De opties zon-pv en wind op zee scoren hoog op toekomstperspectief en innovatief
vermogen. Zon-pv wordt in 2008 voor 10 Mw gestimuleerd. De bedoeling hiervan is
het lerend implementeren op gang te brengen. Het vermogen van 10 Mw correspondeert
met ongeveer 5000 tot 10.000 zonne-energie systemen op woningen per jaar, bestaande
uit enkele 10-tallen zonnepanelen per dak (woning). Per woning is dit voldoende
voor ongeveer de helft van het elektriciteitsverbruik.
Voor wind op zee geldt een doelstelling van 450 Mw extra gedurende deze kabinetsperiode.
Er zijn afspraken gemaakt die er toe leiden dat in 2009 nieuwe vergunningen voor
wind op zee kunnen worden verleend. Om deze reden is de categorie wind op zee
nog niet opengesteld voor dit jaar, maar dat zal wel voor 2009 gebeuren.

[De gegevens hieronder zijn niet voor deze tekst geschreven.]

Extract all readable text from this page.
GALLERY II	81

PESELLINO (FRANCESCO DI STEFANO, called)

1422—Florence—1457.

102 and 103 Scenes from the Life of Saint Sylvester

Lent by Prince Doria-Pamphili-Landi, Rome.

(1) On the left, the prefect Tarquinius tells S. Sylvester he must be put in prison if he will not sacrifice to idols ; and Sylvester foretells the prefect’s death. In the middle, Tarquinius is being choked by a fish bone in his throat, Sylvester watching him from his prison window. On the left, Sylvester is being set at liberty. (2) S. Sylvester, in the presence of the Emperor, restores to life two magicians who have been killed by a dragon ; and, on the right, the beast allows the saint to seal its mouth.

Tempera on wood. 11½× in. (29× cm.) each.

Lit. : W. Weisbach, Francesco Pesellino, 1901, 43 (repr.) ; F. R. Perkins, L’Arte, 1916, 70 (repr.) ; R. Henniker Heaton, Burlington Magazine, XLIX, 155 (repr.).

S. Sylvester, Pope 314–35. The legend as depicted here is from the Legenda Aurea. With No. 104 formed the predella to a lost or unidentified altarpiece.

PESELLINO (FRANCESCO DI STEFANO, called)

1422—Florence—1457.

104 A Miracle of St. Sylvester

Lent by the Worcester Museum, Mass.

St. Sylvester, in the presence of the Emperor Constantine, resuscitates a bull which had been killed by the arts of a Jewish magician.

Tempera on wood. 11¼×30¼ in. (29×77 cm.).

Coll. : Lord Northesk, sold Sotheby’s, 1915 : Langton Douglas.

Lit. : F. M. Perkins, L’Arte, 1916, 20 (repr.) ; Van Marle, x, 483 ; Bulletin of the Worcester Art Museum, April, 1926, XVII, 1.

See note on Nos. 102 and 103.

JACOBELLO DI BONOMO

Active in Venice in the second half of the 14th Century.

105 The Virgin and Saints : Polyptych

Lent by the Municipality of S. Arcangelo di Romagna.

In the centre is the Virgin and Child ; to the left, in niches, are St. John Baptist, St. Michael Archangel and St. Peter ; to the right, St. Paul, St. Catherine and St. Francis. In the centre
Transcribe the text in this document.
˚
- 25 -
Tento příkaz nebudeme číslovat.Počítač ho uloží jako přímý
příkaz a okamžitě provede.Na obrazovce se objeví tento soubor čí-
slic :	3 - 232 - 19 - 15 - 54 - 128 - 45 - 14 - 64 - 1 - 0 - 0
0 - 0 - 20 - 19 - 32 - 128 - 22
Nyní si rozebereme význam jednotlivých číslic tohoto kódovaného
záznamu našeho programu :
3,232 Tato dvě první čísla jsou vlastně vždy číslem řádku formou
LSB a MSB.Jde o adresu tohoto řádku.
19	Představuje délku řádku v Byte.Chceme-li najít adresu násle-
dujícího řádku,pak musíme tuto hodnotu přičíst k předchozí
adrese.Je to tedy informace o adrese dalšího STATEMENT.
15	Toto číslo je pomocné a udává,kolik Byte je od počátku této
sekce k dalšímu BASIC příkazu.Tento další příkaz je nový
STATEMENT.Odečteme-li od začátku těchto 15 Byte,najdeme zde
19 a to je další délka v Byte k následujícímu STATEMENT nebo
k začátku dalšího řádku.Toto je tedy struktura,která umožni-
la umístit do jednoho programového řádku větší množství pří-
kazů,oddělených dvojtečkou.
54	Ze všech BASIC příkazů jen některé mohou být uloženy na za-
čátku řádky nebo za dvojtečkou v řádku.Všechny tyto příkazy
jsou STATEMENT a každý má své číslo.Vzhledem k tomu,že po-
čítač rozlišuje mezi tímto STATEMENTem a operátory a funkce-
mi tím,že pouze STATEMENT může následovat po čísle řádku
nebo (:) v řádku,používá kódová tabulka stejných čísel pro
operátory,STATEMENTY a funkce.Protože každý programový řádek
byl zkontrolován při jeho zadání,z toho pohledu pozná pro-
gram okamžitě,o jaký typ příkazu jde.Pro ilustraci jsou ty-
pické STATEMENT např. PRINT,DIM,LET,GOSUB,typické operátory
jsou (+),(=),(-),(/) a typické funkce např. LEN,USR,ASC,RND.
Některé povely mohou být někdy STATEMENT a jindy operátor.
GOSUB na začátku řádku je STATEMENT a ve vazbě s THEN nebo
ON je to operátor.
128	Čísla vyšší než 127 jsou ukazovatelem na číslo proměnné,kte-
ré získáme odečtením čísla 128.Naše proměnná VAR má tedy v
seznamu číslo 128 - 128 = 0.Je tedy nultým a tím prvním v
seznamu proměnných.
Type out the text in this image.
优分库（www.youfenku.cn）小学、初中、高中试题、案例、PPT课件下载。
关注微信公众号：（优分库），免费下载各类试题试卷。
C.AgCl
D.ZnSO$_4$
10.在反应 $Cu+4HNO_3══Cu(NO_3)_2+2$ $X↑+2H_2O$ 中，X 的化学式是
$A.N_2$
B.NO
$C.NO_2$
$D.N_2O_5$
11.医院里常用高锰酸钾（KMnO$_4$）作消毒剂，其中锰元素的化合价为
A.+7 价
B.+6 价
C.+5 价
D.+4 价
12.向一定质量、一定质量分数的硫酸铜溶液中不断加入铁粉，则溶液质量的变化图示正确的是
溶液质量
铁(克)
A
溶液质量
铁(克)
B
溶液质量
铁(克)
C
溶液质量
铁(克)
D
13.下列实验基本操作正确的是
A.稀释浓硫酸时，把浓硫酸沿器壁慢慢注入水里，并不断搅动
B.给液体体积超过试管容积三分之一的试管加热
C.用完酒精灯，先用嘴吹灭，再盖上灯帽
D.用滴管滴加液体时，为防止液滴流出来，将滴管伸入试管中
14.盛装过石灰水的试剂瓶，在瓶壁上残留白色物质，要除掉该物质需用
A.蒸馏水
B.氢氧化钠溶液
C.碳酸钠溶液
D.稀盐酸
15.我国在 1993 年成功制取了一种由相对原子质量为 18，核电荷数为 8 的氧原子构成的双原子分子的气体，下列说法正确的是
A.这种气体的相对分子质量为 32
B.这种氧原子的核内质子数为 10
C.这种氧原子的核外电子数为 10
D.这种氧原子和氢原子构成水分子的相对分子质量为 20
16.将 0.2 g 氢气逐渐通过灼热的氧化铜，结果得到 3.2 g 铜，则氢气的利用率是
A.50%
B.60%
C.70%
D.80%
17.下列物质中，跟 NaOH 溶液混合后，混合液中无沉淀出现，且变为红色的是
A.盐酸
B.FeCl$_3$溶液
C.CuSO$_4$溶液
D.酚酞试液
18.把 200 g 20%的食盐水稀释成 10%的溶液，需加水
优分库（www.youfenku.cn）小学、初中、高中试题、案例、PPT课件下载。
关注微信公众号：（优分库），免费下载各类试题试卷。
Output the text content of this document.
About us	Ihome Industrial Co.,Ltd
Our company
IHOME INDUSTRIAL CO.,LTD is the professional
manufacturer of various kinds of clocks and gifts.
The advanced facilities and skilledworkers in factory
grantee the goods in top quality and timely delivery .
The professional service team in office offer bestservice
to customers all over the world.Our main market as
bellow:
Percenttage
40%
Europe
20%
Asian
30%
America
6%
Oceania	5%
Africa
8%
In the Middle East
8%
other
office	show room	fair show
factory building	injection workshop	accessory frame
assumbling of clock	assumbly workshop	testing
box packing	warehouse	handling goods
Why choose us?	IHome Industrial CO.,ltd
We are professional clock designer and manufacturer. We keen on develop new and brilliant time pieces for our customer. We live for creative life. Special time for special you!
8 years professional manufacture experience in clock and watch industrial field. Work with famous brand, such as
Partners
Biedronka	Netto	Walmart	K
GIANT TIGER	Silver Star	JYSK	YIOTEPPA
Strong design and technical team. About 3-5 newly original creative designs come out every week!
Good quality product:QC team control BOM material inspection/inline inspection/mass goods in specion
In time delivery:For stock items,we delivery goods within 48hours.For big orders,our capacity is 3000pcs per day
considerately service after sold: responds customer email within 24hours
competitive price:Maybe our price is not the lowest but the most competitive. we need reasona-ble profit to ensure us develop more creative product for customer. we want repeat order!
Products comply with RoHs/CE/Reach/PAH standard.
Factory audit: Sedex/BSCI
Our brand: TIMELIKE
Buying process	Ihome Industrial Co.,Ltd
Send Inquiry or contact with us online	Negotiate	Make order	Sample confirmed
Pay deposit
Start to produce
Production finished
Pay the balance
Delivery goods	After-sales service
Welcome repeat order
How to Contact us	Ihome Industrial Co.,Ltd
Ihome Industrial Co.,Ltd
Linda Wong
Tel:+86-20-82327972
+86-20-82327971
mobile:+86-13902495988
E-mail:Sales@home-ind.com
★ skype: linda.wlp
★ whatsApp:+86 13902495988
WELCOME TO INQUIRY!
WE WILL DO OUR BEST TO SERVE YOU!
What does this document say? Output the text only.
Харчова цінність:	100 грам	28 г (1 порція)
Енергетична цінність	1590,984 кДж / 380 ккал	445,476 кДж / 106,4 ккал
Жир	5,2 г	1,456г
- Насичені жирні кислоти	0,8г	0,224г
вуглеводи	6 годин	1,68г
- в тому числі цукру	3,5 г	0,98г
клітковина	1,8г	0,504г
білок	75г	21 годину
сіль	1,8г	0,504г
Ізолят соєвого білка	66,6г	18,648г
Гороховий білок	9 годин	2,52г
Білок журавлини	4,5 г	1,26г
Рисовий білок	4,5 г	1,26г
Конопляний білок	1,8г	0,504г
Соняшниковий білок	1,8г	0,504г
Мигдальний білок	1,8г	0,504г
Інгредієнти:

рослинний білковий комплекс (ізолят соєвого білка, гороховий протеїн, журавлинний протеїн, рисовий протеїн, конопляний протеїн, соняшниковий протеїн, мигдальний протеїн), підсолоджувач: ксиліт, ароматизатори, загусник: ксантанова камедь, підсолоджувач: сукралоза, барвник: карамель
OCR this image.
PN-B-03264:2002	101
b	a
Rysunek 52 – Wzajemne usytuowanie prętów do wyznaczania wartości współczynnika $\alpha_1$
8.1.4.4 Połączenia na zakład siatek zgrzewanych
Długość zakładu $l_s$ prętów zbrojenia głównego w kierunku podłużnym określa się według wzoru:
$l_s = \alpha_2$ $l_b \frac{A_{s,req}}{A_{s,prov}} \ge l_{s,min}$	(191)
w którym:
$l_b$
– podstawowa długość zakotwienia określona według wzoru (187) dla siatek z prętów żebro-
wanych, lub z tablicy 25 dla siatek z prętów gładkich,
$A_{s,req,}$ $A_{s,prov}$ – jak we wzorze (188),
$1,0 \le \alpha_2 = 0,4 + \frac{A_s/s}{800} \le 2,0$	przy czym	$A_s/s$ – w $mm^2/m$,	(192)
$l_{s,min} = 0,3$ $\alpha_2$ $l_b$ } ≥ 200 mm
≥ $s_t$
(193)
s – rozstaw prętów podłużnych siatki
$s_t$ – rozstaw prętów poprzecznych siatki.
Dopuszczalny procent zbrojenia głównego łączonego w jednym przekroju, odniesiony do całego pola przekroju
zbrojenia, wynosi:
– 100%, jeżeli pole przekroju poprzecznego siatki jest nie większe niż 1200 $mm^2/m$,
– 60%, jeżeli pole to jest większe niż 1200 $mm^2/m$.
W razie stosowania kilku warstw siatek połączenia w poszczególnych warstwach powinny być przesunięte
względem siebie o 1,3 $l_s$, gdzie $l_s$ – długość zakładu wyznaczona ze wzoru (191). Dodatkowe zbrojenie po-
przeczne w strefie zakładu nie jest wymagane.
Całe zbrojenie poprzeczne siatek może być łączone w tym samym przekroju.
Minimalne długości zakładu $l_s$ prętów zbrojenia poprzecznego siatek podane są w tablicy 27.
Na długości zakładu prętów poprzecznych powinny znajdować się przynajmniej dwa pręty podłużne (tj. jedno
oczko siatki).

Voor biomassa-opties speelt de discussie over duurzaamheid een belangrijke rol.
Omdat er nog geen voldoende uitgewerkt certificeringsysteem bestaat, heeft minister
Van der Hoeven ervoor gekozen vloeibare biomassa uit te sluiten.
Zoals de minister in een brief aan de Tweede Kamer van november vorig jaar al
heeft vermeld, zullen de beschikbare middelen voor de SDE oplopen van 10 miljoen
euro in 2008 tot 336 miljoen structureel in 2014. In totaal bedraagt het budget
over deze periode bijna 1,4 miljard Euro. Daarvan wordt, gezien de systematiek
van de regeling waarbij langjarige zekerheid voor potentiële investeerders voorop
staat, op kasbasis in de eerste jaren het minste uitgegeven. De SDE kent per categorie
een subsidieplafond. De subsidieplafonds zullen daarbij hoger liggen dan de jaarlijks
beschikbare bedragen.

Subsidie-aanvragen die aan de criteria voldoen, zullen in volgorde van binnenkomst
worden behandeld. De Ministeriële regelingen zullen in hun definitieve vorm in
maart worden gepubliceerd in de Staatscourant. SenterNovem zal de SDE uitvoeren.